FTX and Binance among firms hit by $32 billion in US fines

US regulators have imposed $32 billion in fines on crypto companies to resolve compliance disputes. A record $19.45 billion of that total came in 2024, primarily due to a $12.7 billion payment involving FTX and Alameda Research. In August, a judge ruled that the firms must pay $8.7 billion in restitution to those affected, along with a $4 billion fee for ill-gotten gains.

Terraform Labs also faced hefty fines in 2024, totalling $4.5 billion. Founder Do Kwon is required to pay $204.3 million in interest, fines, and compensation. Other significant fines include Binance’s $4.3 billion and Celsius’s $4.7 billion, both issued in 2023. Binance settled criminal charges, paying $1.81 billion in fines and $2.51 billion in compensation.

The surge in settlements reflects increased regulatory scrutiny following the FTX collapse in 2022. In 2023, US regulators settled eight lawsuits for $10.87 billion, a record-breaking 8,327% increase from the previous year. As of 2024, with eight more settlements totalling $19.45 billion, this year’s total has already surpassed 2023 by 78.9%.

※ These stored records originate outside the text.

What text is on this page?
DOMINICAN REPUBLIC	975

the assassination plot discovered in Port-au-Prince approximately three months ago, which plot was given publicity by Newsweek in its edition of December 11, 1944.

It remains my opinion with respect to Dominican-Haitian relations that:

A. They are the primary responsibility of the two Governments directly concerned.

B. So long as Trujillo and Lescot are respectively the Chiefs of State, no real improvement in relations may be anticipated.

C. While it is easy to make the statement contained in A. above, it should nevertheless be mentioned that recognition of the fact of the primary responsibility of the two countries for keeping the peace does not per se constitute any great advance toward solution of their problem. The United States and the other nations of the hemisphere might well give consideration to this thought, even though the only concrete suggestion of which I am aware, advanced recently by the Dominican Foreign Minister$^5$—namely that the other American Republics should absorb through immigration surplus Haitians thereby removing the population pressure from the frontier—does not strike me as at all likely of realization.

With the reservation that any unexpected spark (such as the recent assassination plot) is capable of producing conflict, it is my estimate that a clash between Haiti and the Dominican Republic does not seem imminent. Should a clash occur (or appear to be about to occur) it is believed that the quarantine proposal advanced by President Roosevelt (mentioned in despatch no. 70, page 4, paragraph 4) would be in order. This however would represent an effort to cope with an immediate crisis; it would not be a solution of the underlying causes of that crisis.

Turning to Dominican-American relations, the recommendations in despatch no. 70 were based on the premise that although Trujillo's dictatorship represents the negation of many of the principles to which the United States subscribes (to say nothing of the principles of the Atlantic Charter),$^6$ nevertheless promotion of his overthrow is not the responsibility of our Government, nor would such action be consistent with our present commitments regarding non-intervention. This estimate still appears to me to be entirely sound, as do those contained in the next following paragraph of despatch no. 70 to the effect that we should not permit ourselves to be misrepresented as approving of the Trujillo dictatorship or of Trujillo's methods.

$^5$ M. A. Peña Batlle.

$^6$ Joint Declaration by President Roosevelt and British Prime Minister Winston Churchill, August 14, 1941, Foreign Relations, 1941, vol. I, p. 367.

Hundreds lose jobs as TikTok focuses on AI moderation

TikTok, owned by ByteDance, is cutting hundreds of jobs globally as it pivots towards greater use of AI in content moderation. Among the hardest hit is Malaysia, where fewer than 500 employees were affected, mostly involved in moderation roles. The layoffs come as TikTok seeks to improve the efficiency of its moderation system, relying more heavily on automated detection technologies.

The firm’s spokesperson explained that the move is part of a broader plan to optimise its global content moderation model, aiming for more streamlined operations. TikTok has announced plans to invest $2 billion in global trust and safety measures, with 80% of harmful content already being removed by AI.

The layoffs in Malaysia follow increased regulatory pressure on technology companies operating in the region. Malaysia’s government recently urged social media platforms, including TikTok, to enhance their monitoring systems and apply for operating licences to combat rising cybercrime.

ByteDance, which employs over 110,000 people worldwide, is expected to continue restructuring next month as it consolidates some of its regional operations. These changes highlight the company’s ongoing shift towards automation in its content management strategy.